Он сел у письменного стола, ради интереса обмакнул перо в чернильницу. Чернил было довольно. На столе лежала стопка почтовой бумаги и полдюжины конвертов. Так и подмывало написать кому‑нибудь письмо, но кому? И о чём?
Он встал и вновь подошел к окну. Свет угасал, да и туч на небе стало больше. Скоро сумерки перешли в ночь. Он снял очки, вгляделся. Да, к дому ехала повозка. Новые постояльцы.
Зашторив окно, он сел на стул, закрыл глаза и сосредоточился на партии с Видмаром, с которой для него так победно начался карлсбадский турнир. Начал гладью, а кончил… нет, не такой уж и гадью, даже призовые взял, но все‑таки сколько возможностей он упустил из‑за неумения контролировать себя. Нужно постоянно упражняться: давать нагрузку разуму, укрощая эмоции.
К тому времени, когда он стал рассматривать варианты в случае, если бы он на двадцать седьмом ходу сыграл пешкой на f4, а не ферзем, как в партии, постояльцы прибыли в отель.

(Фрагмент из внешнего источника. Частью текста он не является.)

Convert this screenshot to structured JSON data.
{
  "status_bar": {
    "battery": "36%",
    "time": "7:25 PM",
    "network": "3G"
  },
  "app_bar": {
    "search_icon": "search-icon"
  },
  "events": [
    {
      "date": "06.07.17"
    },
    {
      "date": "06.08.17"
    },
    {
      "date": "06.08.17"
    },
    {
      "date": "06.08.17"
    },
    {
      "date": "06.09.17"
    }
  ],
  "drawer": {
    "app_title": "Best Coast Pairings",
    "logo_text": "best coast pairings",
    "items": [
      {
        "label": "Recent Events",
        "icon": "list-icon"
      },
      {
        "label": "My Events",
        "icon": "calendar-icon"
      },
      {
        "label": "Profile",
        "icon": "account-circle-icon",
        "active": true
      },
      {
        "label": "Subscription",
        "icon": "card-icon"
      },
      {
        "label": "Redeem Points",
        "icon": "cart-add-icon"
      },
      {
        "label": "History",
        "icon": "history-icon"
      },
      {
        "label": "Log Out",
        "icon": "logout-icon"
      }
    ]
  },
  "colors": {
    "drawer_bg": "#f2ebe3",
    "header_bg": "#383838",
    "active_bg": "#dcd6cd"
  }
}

Оно бы и ничего, прибыли и прибыли, но он услышал характерный голос франта в полосатых штанах:
– Двенадцать франков и не сантимом больше, милейший. Нас четверо, по три франка с человека, итого – двенадцать. Или у вас с арифметикой плохо?
– Я ошибся, я посчитал вас пять человек, извините, – оправдывался извозчик, другой, не тот, что привёз Арехина. И собачка не лаяла.
Нет в мире совершенства.
Арехин постарался в дальнейшие разговоры не вникать, углубившись в позицию. Только краем сознания он отметил, как отъезжал извозчик, как хозяева распределяли гостей по комнатам, расписывая достоинства каждой. Но отвлечься от позиции (выигранной и при ходе пешки, и при ходе ферзя), заставил голос Вальтера:
– Да, кроме вас, у нас поселился ещё один гость, очень приличный и спокойный молодой человек.
– Где он?
– У себя, в коричневой комнате. Вы, вероятно, увидите его за ужином.
– А ужин…
– Ужин в восемь часов. По гонгу.
– Через полчаса, значит. Хорошо…
И чего же здесь хорошего?
Скорее, странно. Или «хорошо» относится к ужину, а не к встрече за столом? Тогда понятно.

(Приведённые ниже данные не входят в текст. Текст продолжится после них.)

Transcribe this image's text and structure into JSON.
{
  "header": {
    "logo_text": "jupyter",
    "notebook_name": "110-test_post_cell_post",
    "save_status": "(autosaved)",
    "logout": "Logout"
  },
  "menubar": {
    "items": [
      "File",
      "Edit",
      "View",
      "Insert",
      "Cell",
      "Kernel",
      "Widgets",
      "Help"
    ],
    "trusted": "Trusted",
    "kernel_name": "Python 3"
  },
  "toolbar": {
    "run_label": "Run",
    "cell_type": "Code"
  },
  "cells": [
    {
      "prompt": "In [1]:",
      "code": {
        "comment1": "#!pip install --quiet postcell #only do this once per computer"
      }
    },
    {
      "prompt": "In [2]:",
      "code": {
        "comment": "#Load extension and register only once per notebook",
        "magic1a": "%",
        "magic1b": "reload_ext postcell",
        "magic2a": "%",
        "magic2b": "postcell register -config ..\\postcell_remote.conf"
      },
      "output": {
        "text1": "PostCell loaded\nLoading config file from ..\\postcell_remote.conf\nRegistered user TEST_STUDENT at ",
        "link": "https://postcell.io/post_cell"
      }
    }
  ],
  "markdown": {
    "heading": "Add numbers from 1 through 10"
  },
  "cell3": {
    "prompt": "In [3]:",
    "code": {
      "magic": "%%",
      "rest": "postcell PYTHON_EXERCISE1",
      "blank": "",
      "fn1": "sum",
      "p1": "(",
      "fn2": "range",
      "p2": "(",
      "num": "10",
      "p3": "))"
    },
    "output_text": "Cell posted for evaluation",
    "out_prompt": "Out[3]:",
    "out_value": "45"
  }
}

Арехин, не зажигая свечи, привел себя в презентабельный вид. Естественно, с учётом обстоятельств.
Опять выглянул в окно. Даже если бы кто‑то ещё решил навестить «Грузельгешихтен»', увидеть этого Арехин бы не смог. Не из‑за темноты, в темноте он видел вполне сносно. Просто пошёл снег, и сильный снег.